D’autres présidents de l’Intersyndicale (SNTE, Cnapeste, Cela) et leurs adhérents n’ont pas pu rejoindre la place des Fusillés, dont les issues étaient surveillés. Des véhicules immatriculés hors Alger ont été fouillés, leurs occupants renvoyés dans leurs wilayas. « Je suis le seul à avoir pu accéder à la place (des Fusillés). Notre président, Abdelkrim Boudjenah (SNTE), et plusieurs de mes collègues enseignants ont été arrêtés », s’indigne Negaz Tarek, enseignant venu de M’sila.

Des députés du PT venus se solidariser avec les membres de l’Intersyndicale dénonce le « mépris » des autorités. « Les syndicats s’expriment légalement.

On les empêche de le faire.
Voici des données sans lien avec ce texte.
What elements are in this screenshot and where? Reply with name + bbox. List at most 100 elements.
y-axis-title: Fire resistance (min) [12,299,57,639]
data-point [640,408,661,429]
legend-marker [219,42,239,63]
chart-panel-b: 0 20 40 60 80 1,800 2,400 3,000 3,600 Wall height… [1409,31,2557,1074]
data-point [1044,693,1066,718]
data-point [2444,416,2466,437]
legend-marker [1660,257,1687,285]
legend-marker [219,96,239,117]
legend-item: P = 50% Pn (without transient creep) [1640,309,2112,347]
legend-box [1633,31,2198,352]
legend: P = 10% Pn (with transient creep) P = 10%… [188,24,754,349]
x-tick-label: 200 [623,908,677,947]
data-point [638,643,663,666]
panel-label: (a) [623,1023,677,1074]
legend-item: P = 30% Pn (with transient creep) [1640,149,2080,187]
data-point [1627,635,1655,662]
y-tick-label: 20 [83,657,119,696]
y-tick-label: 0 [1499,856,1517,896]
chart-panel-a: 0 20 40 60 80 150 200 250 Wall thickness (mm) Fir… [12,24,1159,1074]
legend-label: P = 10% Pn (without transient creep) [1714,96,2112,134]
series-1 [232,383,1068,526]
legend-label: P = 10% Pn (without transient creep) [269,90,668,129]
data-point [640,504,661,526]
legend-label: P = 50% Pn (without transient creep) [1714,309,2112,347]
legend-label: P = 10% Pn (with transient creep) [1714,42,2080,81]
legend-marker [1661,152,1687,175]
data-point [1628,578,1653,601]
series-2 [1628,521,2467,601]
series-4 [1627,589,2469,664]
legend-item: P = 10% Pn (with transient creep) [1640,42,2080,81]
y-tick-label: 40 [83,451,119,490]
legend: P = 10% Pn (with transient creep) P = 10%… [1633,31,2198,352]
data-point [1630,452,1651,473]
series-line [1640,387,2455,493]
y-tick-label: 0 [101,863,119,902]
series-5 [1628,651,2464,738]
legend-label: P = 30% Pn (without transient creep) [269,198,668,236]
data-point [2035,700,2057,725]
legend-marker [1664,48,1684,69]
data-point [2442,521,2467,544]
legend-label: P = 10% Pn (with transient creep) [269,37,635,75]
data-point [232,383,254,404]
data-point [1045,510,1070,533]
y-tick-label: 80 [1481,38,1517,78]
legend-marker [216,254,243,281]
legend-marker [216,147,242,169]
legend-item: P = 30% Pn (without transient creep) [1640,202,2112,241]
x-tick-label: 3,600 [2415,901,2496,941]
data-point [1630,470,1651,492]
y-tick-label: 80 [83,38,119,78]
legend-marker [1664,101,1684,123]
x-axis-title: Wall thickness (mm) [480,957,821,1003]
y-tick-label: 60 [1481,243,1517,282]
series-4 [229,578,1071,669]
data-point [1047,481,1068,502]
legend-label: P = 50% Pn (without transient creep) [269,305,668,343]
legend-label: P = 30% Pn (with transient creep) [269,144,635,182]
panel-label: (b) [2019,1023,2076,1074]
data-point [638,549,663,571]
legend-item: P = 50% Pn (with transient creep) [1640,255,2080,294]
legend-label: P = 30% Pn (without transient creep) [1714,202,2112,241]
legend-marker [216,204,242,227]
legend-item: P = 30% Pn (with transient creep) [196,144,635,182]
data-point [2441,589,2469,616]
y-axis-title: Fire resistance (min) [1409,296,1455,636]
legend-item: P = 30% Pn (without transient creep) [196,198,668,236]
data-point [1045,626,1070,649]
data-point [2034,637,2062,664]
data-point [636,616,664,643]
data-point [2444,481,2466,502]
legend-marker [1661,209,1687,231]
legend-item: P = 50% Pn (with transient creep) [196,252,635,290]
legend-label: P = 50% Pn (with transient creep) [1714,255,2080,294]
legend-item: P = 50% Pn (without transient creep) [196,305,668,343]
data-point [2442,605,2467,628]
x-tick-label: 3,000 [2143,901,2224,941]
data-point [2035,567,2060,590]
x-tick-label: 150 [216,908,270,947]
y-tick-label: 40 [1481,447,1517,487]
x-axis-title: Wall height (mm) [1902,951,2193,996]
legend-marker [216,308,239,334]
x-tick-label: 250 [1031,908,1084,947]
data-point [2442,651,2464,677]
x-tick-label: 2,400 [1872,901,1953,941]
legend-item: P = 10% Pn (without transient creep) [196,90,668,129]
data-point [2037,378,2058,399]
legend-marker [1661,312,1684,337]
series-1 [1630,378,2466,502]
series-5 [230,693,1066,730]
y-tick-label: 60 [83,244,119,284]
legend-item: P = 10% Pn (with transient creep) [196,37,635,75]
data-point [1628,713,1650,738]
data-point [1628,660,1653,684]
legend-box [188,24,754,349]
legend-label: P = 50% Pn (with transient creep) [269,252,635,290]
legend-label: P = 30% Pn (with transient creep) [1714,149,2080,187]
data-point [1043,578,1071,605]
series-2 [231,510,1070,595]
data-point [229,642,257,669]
Le gouvernement se fait hara-kiri en réunissant les conditions d’une révolte générale qui va provoquer sa chute. Veut-on pousser à utiliser d’autres moyens d’expression ? », s’interroge le député du PT, Ramdane Taâzibt, rencontré à la place des Fusillés avec ses collègues parlementaires. Un député de sa formation, Bouziane Toufik, a été malmené par les policiers, « sans respect pour son âge », s’offusque la députée d’Alger du PT Khadidja Boudine.

N’ayant pas pu se réunir aux Fusillés, des travailleurs s’étaient déplacés au siège de l’UNPEF, à la place du 1er Mai, où un point de presse improvisé a été organisé. « Non à la répression ! Oui pour les libertés. A bas l’Etat policier ! » Autant de slogans repris en chœur par les syndicalistes rassemblés dans les salles et les couloirs du siège de ce syndicat de l’Education.

« Des syndicalistes de Tlemcen ont été embarqués à la Maison de jeunes de Douaouda, où ils ont passé la nuit. La police de Tipasa les a remis à celle de Blida, et ainsi de suite. Où sont les libertés garanties par la Constitution ? Nous sommes furieux (Ahna zaafanine) », lance à la forte assistance le président de l’UNPEF, Sadek Ziri, dont le dernier mot prêté au podcaster Anes Tina, est répété à tue-tête par une salle surchauffée.

« Ouvrons un dialogue sincère ! »

Pour le syndicaliste, « les libertés sont en danger ». « Nous ne sommes pas pour la violence, nous n’aurons jamais brûlés des pneus. Nos syndicats sont responsables. Notre action d’aujourd’hui intervient après celle organisée une année presque jour pour jour, le 27 novembre 2016, à la suite de la constitution en juin de cette même année de l’Intersyndicale. Des actions ont été organisées à Tizi Ouzou et Bejaia,

Jusqu’à quand ferme-t-on la capitale ? », s’époumone Ziri.
Pour le président de l’UNEPF, le dialogue ouvert le 16 janvier avec le ministère du travail « a été fermée ». « Nous exigeons un dialogue sincère », réclame-t-il.

Des représentants du syndicat des imams, du CELA, du Satef, du CNES et du SNPSP, qui ont pris la parole à tour de rôle, ont dénoncé la « criminalisation de l’activité syndicale », « la pression exercée sur les syndicalistes » et « le recours abusif à la violence policière ».
Le Satef dénonce, dans un communiqué rendu public, « la répression sauvage » dont ont été victimes les manifestants qui sont venus exprimer pacifiquement leur mécontentement contre la loi sur la retraite, le code du travail et pour défendre le pouvoir d’achat. La répression « est inadmissible et démontre de la panique dont est pris ce pouvoir qui excelle dans le génie du mal et de la répression », estime le SG de ce syndicat, Boualem Amoura.

Des policiers ont encerclé le siège de l’UNPEF dont ils ont fermé l’entrée. Des bus de l’ETUSA sont alignés pour « cueillir » les travailleurs à la sortie du regroupement.

Une réunion d’évaluation de l’action avortée, regroupant les membres de l’Intersyndicale, sera organisée en vue des prochaines actions. « La réunion permettra de savoir quels sont les voix et moyens pour faire valoir nos droits. Et tout d’abord notre droit d’exister avant de revendiquer un quelconque droit », signale Dr Merabet.